J'ai jamais trop compris pourquoi les balafres restaient à vie. Pourtant on en bouffe des coups, à longueur de journée, à chaque minute. Il devrait y avoir une durée limitée pour nos cicatrices, hey toi, petite glissade au bord d'une piscine, qui aura laissé un peu de sang dans cette marre bleue aseptisée, tu ne crois pas que tu devrais laissé la place aux coups de ces trois monsieur, pour qui un regard et un portable étiqueté valaient ces bleus et ces blessures peu distinguées ?
Je recommence.
Je vis dans un pays où il y a la guerre. Non. Je vis dans un pays où l'on se fait la guerre. Dans un pays où la protection côtoie la soumission, bouchez-vous les oreilles nom de Dieu, vous pourriez trop en entendre, vous pourriez trop penser. On pense protéger ma jeunesse mais on l'enrôle dans une corruption dégoulinante de faux-semblants.
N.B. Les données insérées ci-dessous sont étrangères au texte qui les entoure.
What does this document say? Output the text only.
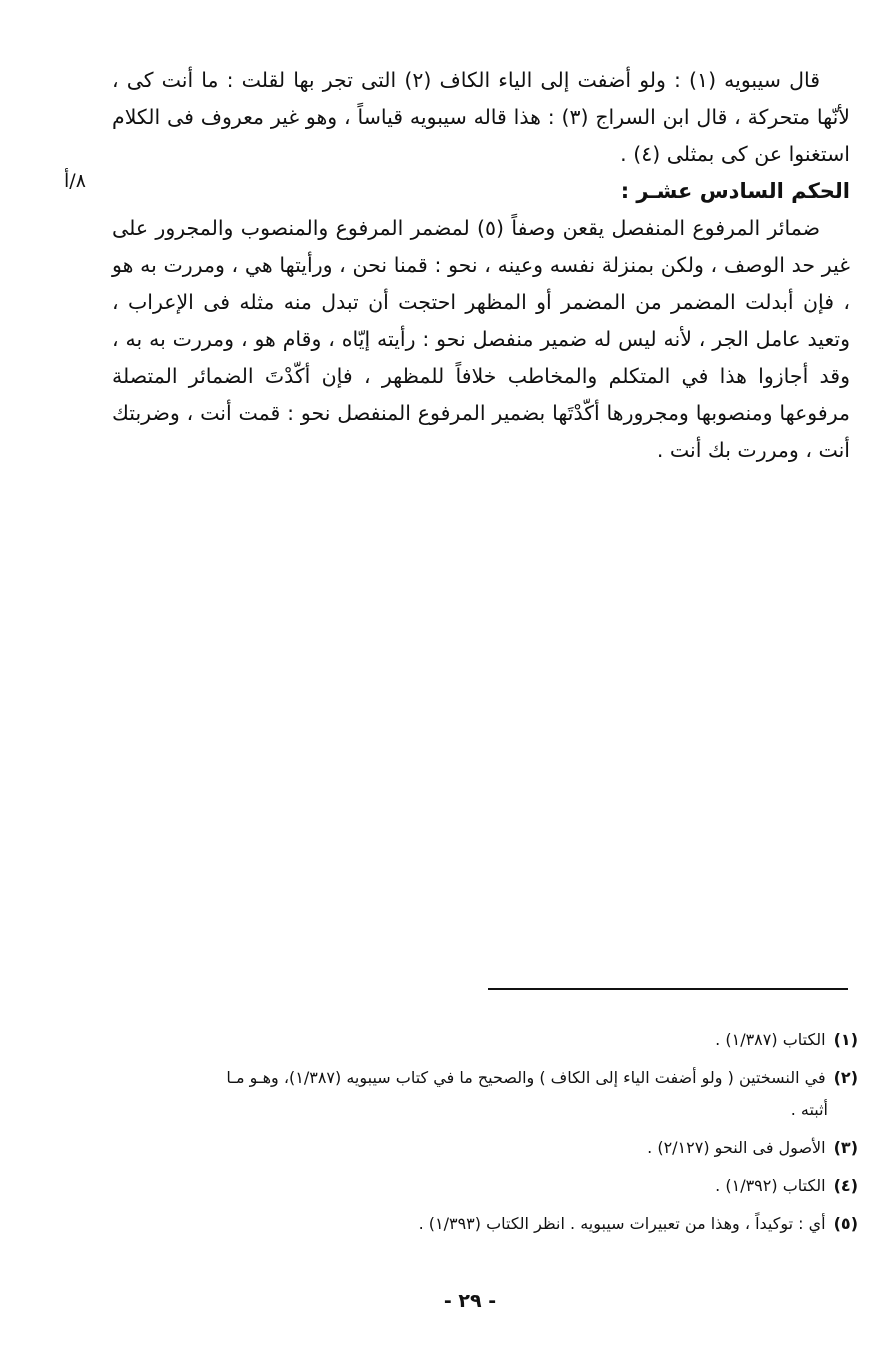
٨/أ

قال سيبويه (١) : ولو أضفت إلى الياء الكاف (٢) التى تجر بها لقلت : ما أنت كى ، لأنّها متحركة ، قال ابن السراج (٣) : هذا قاله سيبويه قياساً ، وهو غير معروف فى الكلام استغنوا عن كى بمثلى (٤) .

الحكم السادس عشـر :

ضمائر المرفوع المنفصل يقعن وصفاً (٥) لمضمر المرفوع والمنصوب والمجرور على غير حد الوصف ، ولكن بمنزلة نفسه وعينه ، نحو : قمنا نحن ، ورأيتها هي ، ومررت به هو ، فإن أبدلت المضمر من المضمر أو المظهر احتجت أن تبدل منه مثله فى الإعراب ، وتعيد عامل الجر ، لأنه ليس له ضمير منفصل نحو : رأيته إيّاه ، وقام هو ، ومررت به به ، وقد أجازوا هذا في المتكلم والمخاطب خلافاً للمظهر ، فإن أكّدْتَ الضمائر المتصلة مرفوعها ومنصوبها ومجرورها أكّدْتَها بضمير المرفوع المنفصل نحو : قمت أنت ، وضربتك أنت ، ومررت بك أنت .

(١)الكتاب (١/٣٨٧) .

(٢)في النسختين ( ولو أضفت الياء إلى الكاف ) والصحيح ما في كتاب سيبويه (١/٣٨٧)، وهـو مـا
أثبته .

(٣)الأصول فى النحو (٢/١٢٧) .

(٤)الكتاب (١/٣٩٢) .

(٥)أي : توكيداً ، وهذا من تعبيرات سيبويه . انظر الكتاب (١/٣٩٣) .

- ٢٩ -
Et moi je ne vois pas le mal, on me plaque des marques sur la peau, on me pare de bons sentiments, et de mes yeux écarquillés d'enfants, je vois un monde qu'on me dessine. "Cours, garçon, cours", j'ai cette phrase qui résonne dans ma tête, qui gonfle mes veines à m'en rendre nerveux, "Cours, garçon, cours", mais je suis bien, moi, avec Titi et Grosminet, mes deux tortues, je voudrais rester rien que pour avoir encore l'espoir de voir la mer. Tout se confond dans ma tête, je suis nulle part, n'imaginez pas mon pays, il ne ressemble à aucun autre, il n'a pas d'immeuble il n'a que des écrans, il n'a pas de rues il n'y a que des passants. Errant, rouillant, comme leurs membres mécaniques qu'ils ont à la place de la chair. Tout fait de câbles et de petits tuyaux, seule leur tête ressemble à celle des Hommes, comme pour vous faire croire sous leur costume qu'il sont comme vous. Au moins eux n'ont pas de cicatrices. A la moindre collision, tout est réparé. Mais moi elles sont là, pour me rappeler mes erreurs, mon passé, pour me rappeler que je suis fais de sang, de nerfs, que je suis trop agité.
"Cours, garçon, cours". Aujourd'hui, en me réveillant, j'ai senti mes jambes grincer.